So, anyone who's ever been overweight, or downright fat, knows what I'm talking about. We've all tried to diet. I know I've tried! So many times to practice a good diet and exercise, but for some reason it never worked. i think, maybe, I finally found something that'll work for me. After much meditation, and talking with a counselor and close friends, (it's taken me a while but) I've come to the conclusion that my downfall is that I believe food is a means to pleasure, stress release, relaxation, and a cure for boredom - none of which is the *reason* for food. Now, food can accomplish those things, as I've found out, but food exists to nourish and maintain our bodies. It is a blessing from God that food brings pleasure, but it is not the reason for eating.

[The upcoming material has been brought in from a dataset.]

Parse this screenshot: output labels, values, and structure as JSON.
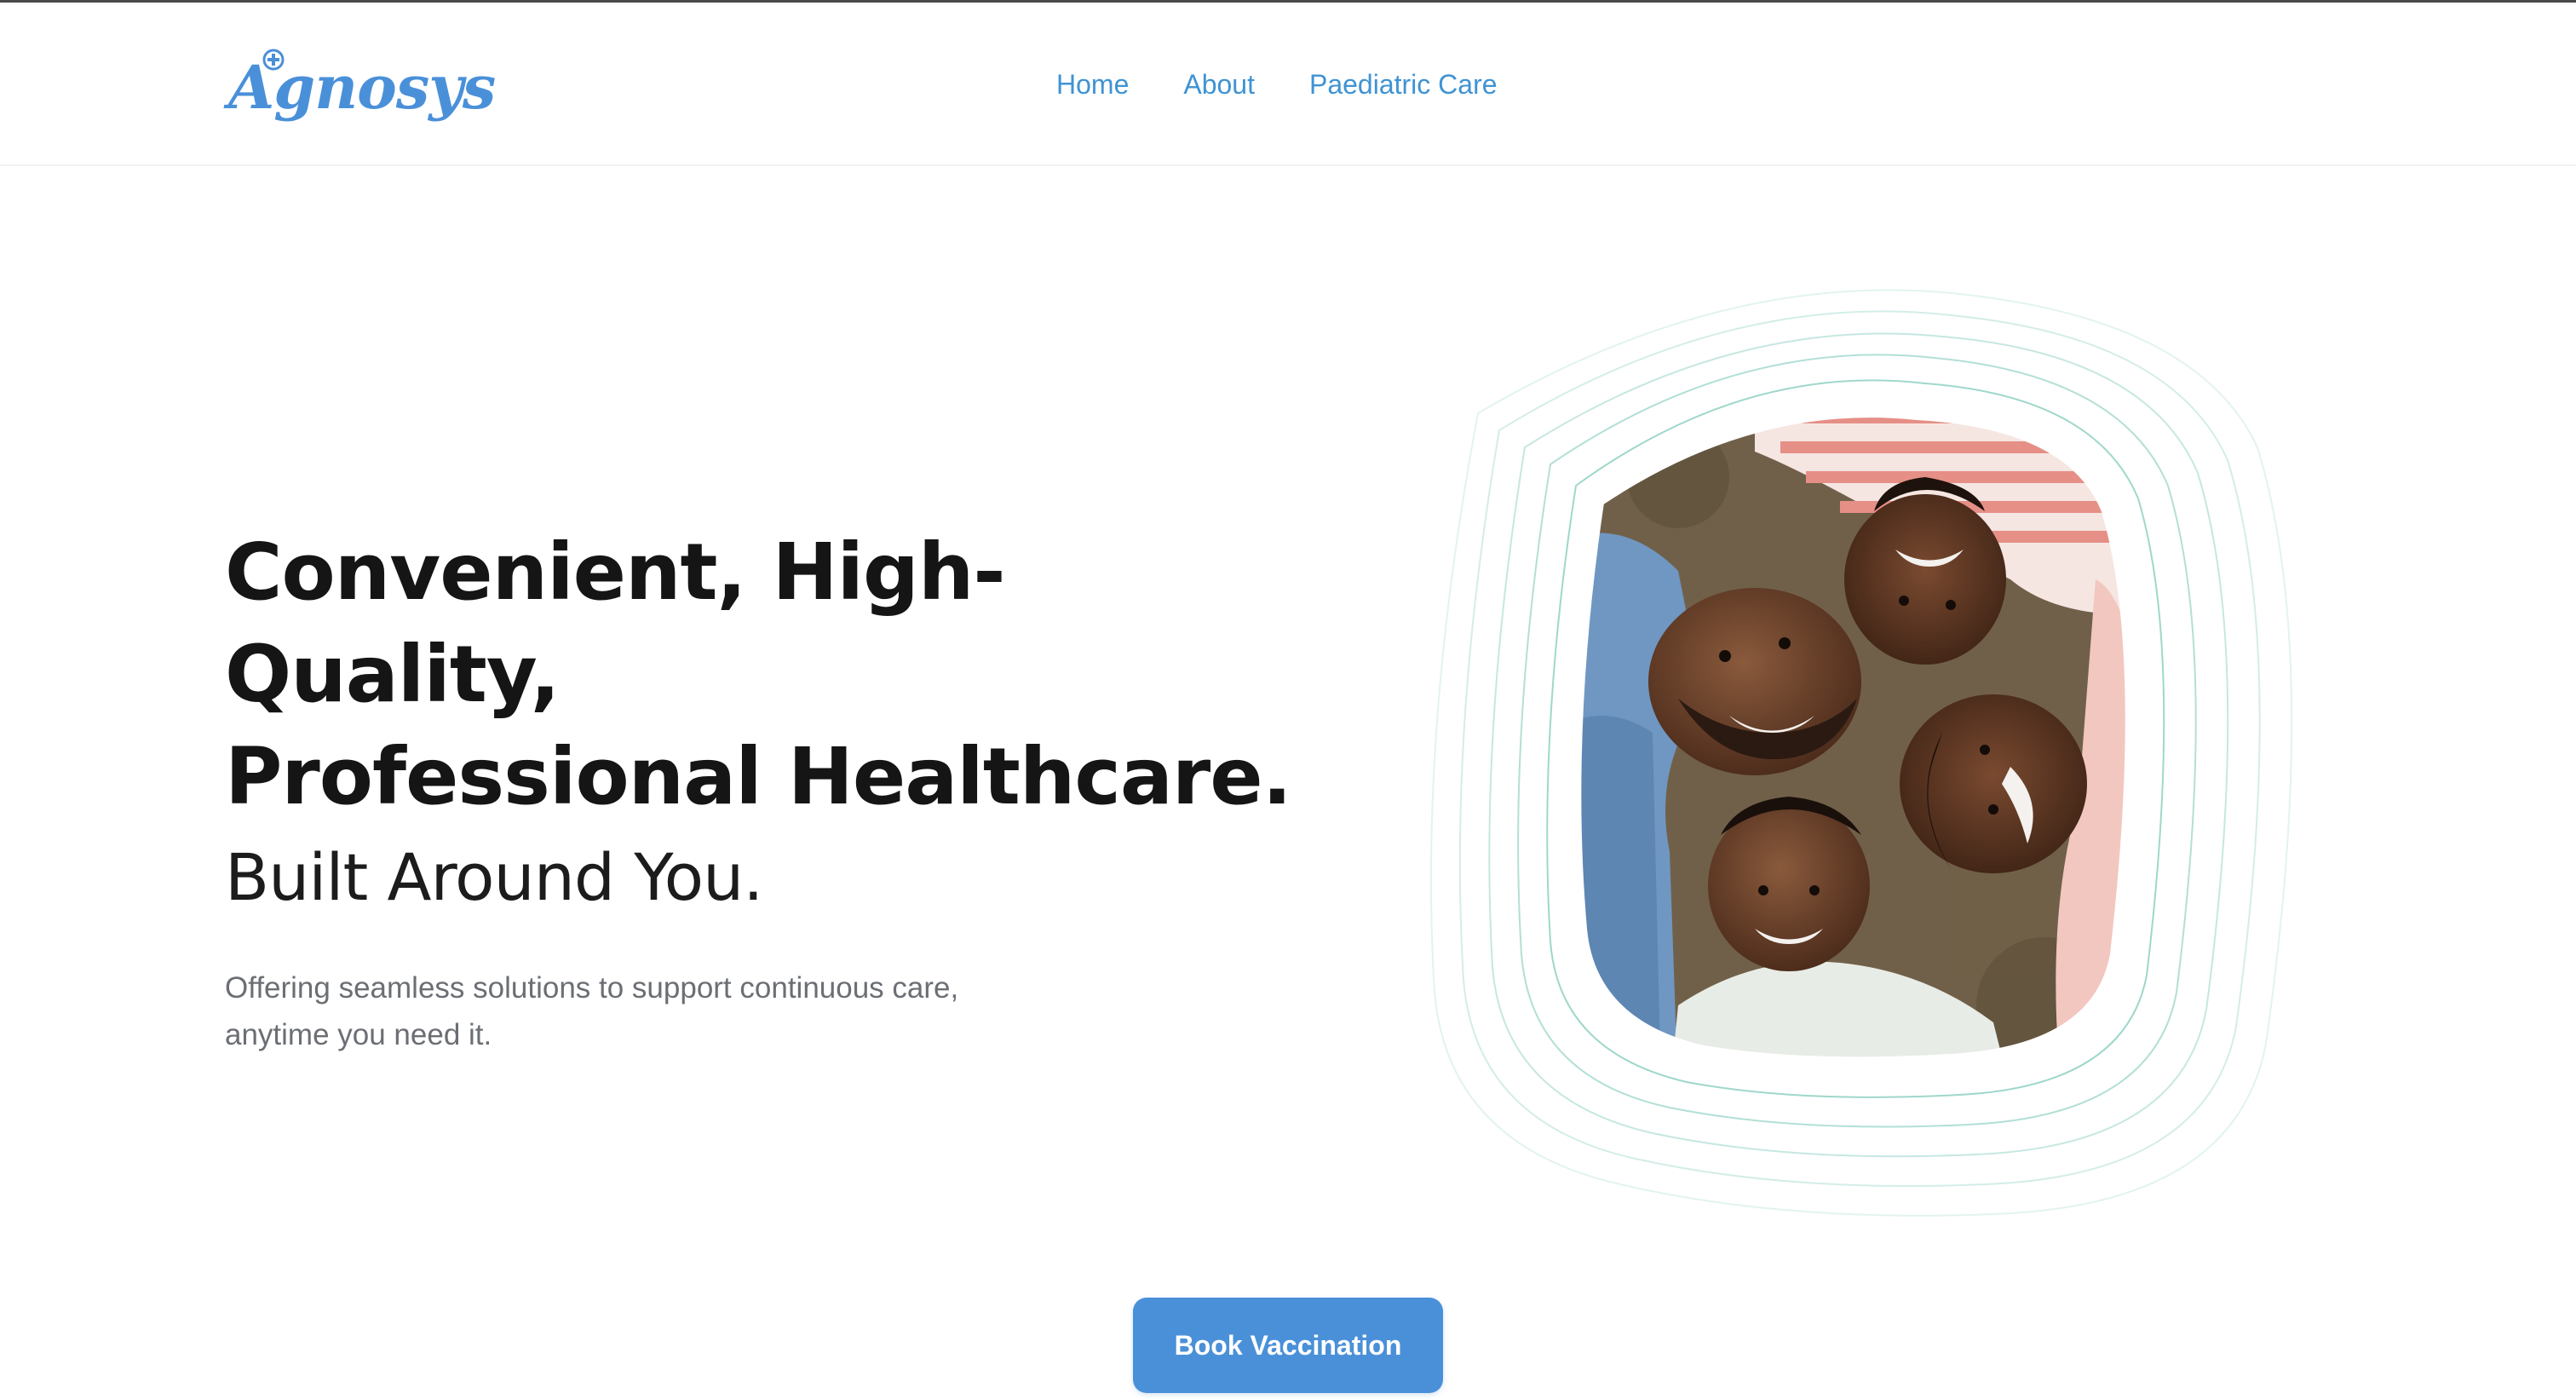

So here's what I've done. I've committed to (and it just so happened to coincide with Lent) eat only rice, eggs, apples, broccoli, milk, SlimFast, coffee, and water for forty days. The point is to eat what will bring good nourishment, but at the same time, cause me to hate the food I eat. I've been doing it for a week, and so far it all seems to be going to plan. I really don't enjoy very much what I'm eating. I'm tired of it. This is causing me to eat only what I need to when I'm hungry, thereby creating a new habit of eating only when I'm hungry and saying no to eating when I just have an appetite. Once the 40 days are over though, I will continue the diet, but add in new foods, and progress to a more normal diet.
I'm finding it a challenge, when I am stressed or distressed, to not eat for pleasure. I mean, it's really challenging, but I'm glad I'm going through it. It's important that I learn to turn to God in my times of trouble and not some other source that dulls the pain, which I've done many times. So, this particular diet (which I just came up with myself one night) may seem strange, but it has many purposes and is contributing to all areas of health (physical, mental, and spiritual). Pray that I will continue to rely on Holy Spirit for my strength, always drawing strength from Him when I am weak; and that this will really create new habits of health and I won't relapse back into pleasure or stimulus dependence.